Matcha-Grün im Feed: wie die Farbe zur Bildsprache wurde

Wer „matcha grün feed farbe aesthetic“ sucht, hat meistens längst selbst bemerkt, dass ein bestimmtes Grün in den letzten Monaten auffällig oft im eigenen Feed auftaucht: gedämpft, leicht gelblich, nie giftig-knallig. Es zeigt sich auf Kaffeebechern, auf Sweatshirts, auf Café-Wänden und inzwischen in den Farbpaletten ganzer Instagram-Profile. Der Grund dafür ist kein Zufall, sondern eine Kette aus mehreren Trends, die sich über mehrere Jahre gegenseitig angetrieben haben. Am Anfang stand ein Lebensstil-Trend, der als „Clean Girl“ bekannt wurde und Matcha als ruhiges Getränk mit ins Bild nahm. Danach übernahmen Marken die Farbe für ihr komplettes visuelles Auftreten. Und im Frühjahr 2026 löste sich Matcha-Grün endgültig vom Getränk und wurde in der Mode zu einem eigenständigen Farbton, der als Nachfolger von Butteryellow gehandelt wird. Dieser Artikel ordnet ein, wie aus einer Getränkefarbe eine ganze Bildsprache wurde, welche Zahlen es dazu gibt und was an der Kritik an der zugrunde liegenden Ästhetik dranhängt. Für Jugendliche und junge Erwachsene, die täglich neue Trends im Feed sehen, lohnt sich dabei ein genauerer Blick: Nicht jede Farbe, die online kursiert, hat dieselbe Herkunft oder dieselbe Halbwertszeit, und die Entwicklung von Matcha-Grün zeigt exemplarisch, wie aus einem einzelnen Getränk über mehrere Zwischenschritte ein eigenständiger Markenbegriff werden kann.
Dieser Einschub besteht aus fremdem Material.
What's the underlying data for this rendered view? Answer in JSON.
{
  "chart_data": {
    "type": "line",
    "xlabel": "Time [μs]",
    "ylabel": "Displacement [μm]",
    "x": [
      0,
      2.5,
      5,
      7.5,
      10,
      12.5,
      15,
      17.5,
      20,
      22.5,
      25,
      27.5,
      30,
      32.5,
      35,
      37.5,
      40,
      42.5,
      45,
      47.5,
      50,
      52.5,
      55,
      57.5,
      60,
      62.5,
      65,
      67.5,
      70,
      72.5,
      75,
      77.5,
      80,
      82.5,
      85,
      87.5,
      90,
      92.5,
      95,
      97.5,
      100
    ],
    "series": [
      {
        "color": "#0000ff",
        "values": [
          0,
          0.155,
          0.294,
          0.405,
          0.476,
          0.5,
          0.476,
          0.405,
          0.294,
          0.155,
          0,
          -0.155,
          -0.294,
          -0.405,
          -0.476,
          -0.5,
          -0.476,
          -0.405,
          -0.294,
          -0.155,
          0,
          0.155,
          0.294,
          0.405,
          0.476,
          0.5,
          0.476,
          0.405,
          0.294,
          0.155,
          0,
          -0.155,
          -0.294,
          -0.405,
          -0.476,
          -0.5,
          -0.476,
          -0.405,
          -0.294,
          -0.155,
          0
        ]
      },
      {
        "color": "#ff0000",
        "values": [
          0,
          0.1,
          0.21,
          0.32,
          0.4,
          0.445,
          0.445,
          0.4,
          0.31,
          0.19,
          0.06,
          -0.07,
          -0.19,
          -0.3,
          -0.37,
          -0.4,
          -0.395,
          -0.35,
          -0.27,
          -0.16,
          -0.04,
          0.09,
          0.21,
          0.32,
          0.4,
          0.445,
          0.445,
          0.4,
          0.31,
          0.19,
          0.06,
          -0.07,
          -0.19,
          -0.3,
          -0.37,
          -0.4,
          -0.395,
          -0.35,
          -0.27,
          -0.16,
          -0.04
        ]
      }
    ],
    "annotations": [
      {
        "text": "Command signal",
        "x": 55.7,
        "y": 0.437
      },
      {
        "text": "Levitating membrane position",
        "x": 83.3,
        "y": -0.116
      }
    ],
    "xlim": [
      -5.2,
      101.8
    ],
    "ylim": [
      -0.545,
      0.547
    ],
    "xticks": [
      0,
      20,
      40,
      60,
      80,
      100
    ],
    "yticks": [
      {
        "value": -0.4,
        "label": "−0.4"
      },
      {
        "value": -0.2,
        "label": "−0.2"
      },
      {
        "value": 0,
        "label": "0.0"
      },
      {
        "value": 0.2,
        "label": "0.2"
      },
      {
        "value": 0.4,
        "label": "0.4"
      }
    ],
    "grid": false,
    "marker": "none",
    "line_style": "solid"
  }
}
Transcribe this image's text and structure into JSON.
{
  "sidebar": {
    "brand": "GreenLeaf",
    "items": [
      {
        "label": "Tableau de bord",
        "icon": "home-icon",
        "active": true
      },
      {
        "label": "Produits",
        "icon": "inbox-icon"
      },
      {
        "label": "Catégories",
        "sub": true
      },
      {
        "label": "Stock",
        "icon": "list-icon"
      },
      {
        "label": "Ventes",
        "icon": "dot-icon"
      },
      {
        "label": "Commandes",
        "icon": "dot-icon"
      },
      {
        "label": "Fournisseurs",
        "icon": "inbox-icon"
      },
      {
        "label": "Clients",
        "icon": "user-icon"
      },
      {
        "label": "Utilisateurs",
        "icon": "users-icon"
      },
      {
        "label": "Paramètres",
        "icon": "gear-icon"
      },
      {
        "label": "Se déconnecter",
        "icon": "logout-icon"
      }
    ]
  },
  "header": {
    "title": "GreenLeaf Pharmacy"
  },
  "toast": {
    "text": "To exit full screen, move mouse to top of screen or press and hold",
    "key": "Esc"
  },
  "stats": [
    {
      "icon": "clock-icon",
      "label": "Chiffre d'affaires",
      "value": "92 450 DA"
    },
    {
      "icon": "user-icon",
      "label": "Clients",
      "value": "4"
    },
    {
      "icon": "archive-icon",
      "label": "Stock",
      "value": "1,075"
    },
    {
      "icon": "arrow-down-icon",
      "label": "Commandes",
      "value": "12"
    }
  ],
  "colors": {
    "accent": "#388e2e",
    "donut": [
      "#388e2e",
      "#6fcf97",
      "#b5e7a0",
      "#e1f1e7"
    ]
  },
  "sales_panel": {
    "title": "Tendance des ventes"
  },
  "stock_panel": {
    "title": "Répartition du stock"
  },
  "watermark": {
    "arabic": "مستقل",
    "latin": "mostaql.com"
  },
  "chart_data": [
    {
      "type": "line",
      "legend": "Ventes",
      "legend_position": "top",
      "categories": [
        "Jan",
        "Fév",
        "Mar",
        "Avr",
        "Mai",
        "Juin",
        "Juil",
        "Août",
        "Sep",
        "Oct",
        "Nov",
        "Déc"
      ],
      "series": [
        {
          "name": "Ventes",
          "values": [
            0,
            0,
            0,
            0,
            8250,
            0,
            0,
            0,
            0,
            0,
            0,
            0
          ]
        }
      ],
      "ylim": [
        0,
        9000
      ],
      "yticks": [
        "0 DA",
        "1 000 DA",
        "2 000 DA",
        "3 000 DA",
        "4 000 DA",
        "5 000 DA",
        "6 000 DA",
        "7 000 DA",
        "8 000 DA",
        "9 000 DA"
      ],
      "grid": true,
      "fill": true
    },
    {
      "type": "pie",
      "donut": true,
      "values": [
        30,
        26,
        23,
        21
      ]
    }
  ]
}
Die Clean-Girl-Ästhetik als Ausgangspunkt

Der Ursprung liegt in einem Lebensstil-Trend, der laut Wikipedia Ende 2021 entstand und 2022 auf TikTok populär wurde: die sogenannte Clean-Girl-Ästhetik. Sie beschreibt einen minimalistischen Look aus reduziertem Make-up, straff zurückgekämmten Frisuren mit Mittelscheitel und einer begrenzten Farbpalette aus Weiß, Schwarz, Grau und hellen Naturtönen. Zur Ästhetik gehört laut Wikipedia außerdem eine aufwendige, oft fünfstufige Hautpflege-Routine mit Anti-Aging-Produkten sowie ein bewusst natürlich erscheinender Make-up-Look mit glänzenden Lippen und betonten Augenbrauen. Über eine Million Videos tragen inzwischen den Hashtag „CleanGirl“. Zu dem Bild gehört ein bestimmter Alltag: früh aufstehen, Pilates als bevorzugte Trainingsform, ein einfaches Frühstück – und ein grüner Drink oder eine Schale Matcha in der Hand. Matcha war darin von Anfang an mehr als nur ein Getränk unter vielen: Die Farbe passte optisch exakt zur ruhigen, reduzierten Bildsprache des Trends, ohne einen grellen Farbklecks in ein sonst sehr zurückhaltendes Bild zu setzen. Diese enge Verbindung zwischen einem bestimmten Lebensstil-Versprechen und einer bestimmten Getränkefarbe ist der Grund, warum Matcha in Aesthetic-Feeds so viel häufiger auftaucht als andere grüne Getränke wie etwa Spinat-Smoothies, die farblich zwar ähnlich, aber im Bild deutlich unruhiger erscheinen und sich schlechter mit den übrigen, sehr reduzierten Bildelementen des Trends kombinieren lassen.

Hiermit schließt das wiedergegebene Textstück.